ADDITIONAL CONSIDERATIONS
This analysis assesses the impact of the Los Angeles wildfires on immigrant communities who have lived, worked, and/or will work in the fire-affected areas. Several of the reviewed articles and data briefs also identified several ways that immigrants, undocumented populations in particular, will be adversely affected by the Los Angeles Fires and recovery efforts. These reports highlight the need for additional support for immigrant communities to ensure worker protections in environmentally hazardous conditions, language assistance, and access to government emergency aid.
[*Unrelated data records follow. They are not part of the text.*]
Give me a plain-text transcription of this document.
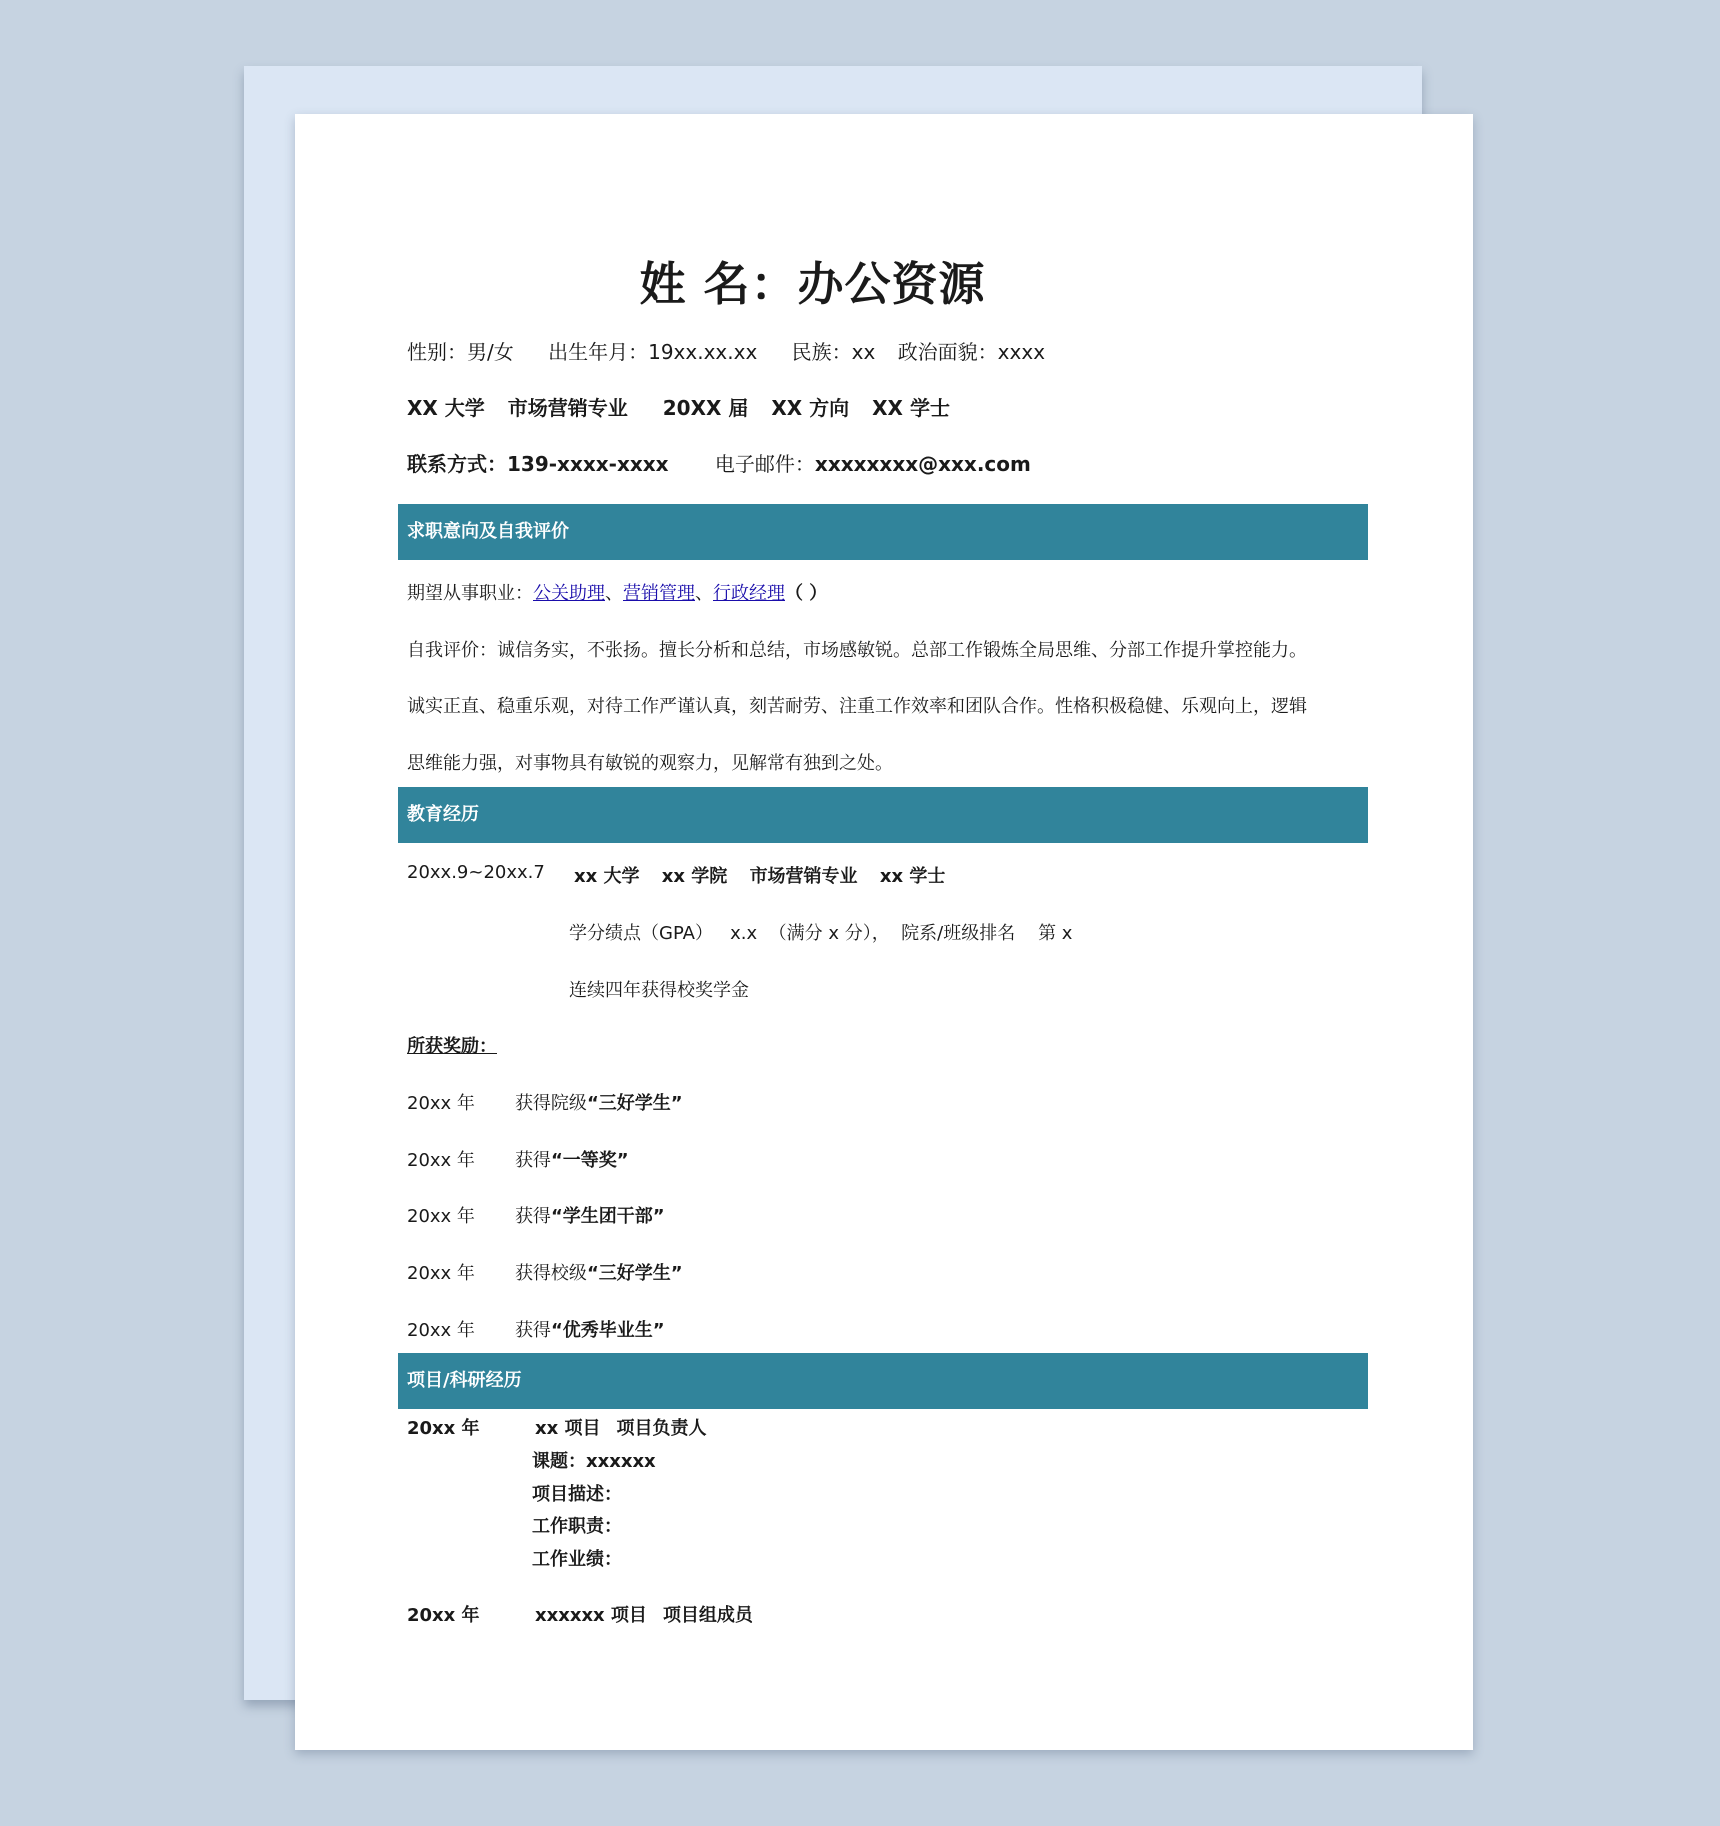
姓 名：办公资源
性别：男/女 出生年月：19xx.xx.xx 民族：xx 政治面貌：xxxx
XX 大学 市场营销专业 20XX 届 XX 方向 XX 学士
联系方式：139-xxxx-xxxx 电子邮件：xxxxxxxx@xxx.com
求职意向及自我评价
期望从事职业：公关助理、营销管理、行政经理（ ）
自我评价：诚信务实，不张扬。擅长分析和总结，市场感敏锐。总部工作锻炼全局思维、分部工作提升掌控能力。
诚实正直、稳重乐观，对待工作严谨认真，刻苦耐劳、注重工作效率和团队合作。性格积极稳健、乐观向上，逻辑
思维能力强，对事物具有敏锐的观察力，见解常有独到之处。
教育经历
20xx.9~20xx.7 xx 大学 xx 学院 市场营销专业 xx 学士
学分绩点（GPA）   x.x  （满分 x 分），  院系/班级排名    第 x
连续四年获得校奖学金
所获奖励：
20xx 年 获得院级“三好学生”
20xx 年 获得“一等奖”
20xx 年 获得“学生团干部”
20xx 年 获得校级“三好学生”
20xx 年 获得“优秀毕业生”
项目/科研经历
20xx 年	xx 项目 项目负责人
课题：xxxxxx
项目描述：
工作职责：
工作业绩：
20xx 年	xxxxxx 项目 项目组成员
Several of the reviewed articles examined the impact of the Los Angeles wildfires, including wildfire smoke, on Farmworkers in northern Los Angeles and Ventura Counties. These articles documented how over 40,000 farmworkers, many of whom are immigrants, continued to work through smoky, unhealthy air conditions and received little to no protective equipment. Another report, published by UCLA researchers, AAPI Equity Alliance, and the California Commission on Asian and Pacific Islander American, found that language accessibility to critical information and services, such as emergency notification, evacuation orders, and recovery materials, to be a critical challenge faced by over 12,000 Asian immigrants who resided within the evacuation zone. Several of the reports (e.g., Pech et al., 2025; Shah & Schneid 2025; Singh 2025; Reyes-Velarde 2025) highlighted how undocumented status, in a relatively hostile national political terrain that demonizes immigrants, bars undocumented immigrants from federal disaster aid (e.g. FEMA) and discourages them from seeking government assistance, making undocumented immigrants more vulnerable to long-term hardships in recovery efforts.
CONCLUSION
This assessment of the Los Angeles wildfires’ impact on immigrant communities, including undocumented workers, rely on a review of recent articles, data briefs, and reports to build an understanding of how immigrant populations working and/or living in the fire-affected areas were and will continue to be impacted, particularly those who are undocumented. Given the limited data that explicitly quantify the number of undocumented workers residing or employed in the fire-affected regions and the extent of this impact in terms of jobs and wages lost, this analysis focuses on available data and reporting to approximate the impact through the lens of particular industries and qualitative accounts. At the core, this analysis argues that immigrant laborers, undocumented workers in particular, comprise significant workforces across the fire-affected areas and are expected to comprise an important share of workforces throughout recovery efforts. Undocumented immigrants are particularly vulnerable to the economic adversity created by these fires. This critical vulnerability is manufactured by existing systems and measures that limit their access to important resources because of their precarious status, including policies that make undocumented immigrants ineligible for federal emergency relief and adequate protection against exploitation and environmental hazards throughout disaster and recovery stages. This vulnerability highlights the severity and urgency of gathering more precise data to help assess the disproportionate impact of the Los Angeles fires, as well as the subsequent needs of undocumented workers and mixed-status families who may struggle to recover without adequate resources and government aid. Further research should focus on assessing not only the material needs of these workers and their families but also understanding the adverse social-psychological impact of these fires in a particularly hostile national political climate that villainizes immigrants. Remedying these elements will require creative and innovative policy solutions, informed directly through engagement with workers and advocates who have been mobilizing to document and remedy the adverse and disproportionate impacts of the fires on Los Angeles’s undocumented immigrant community.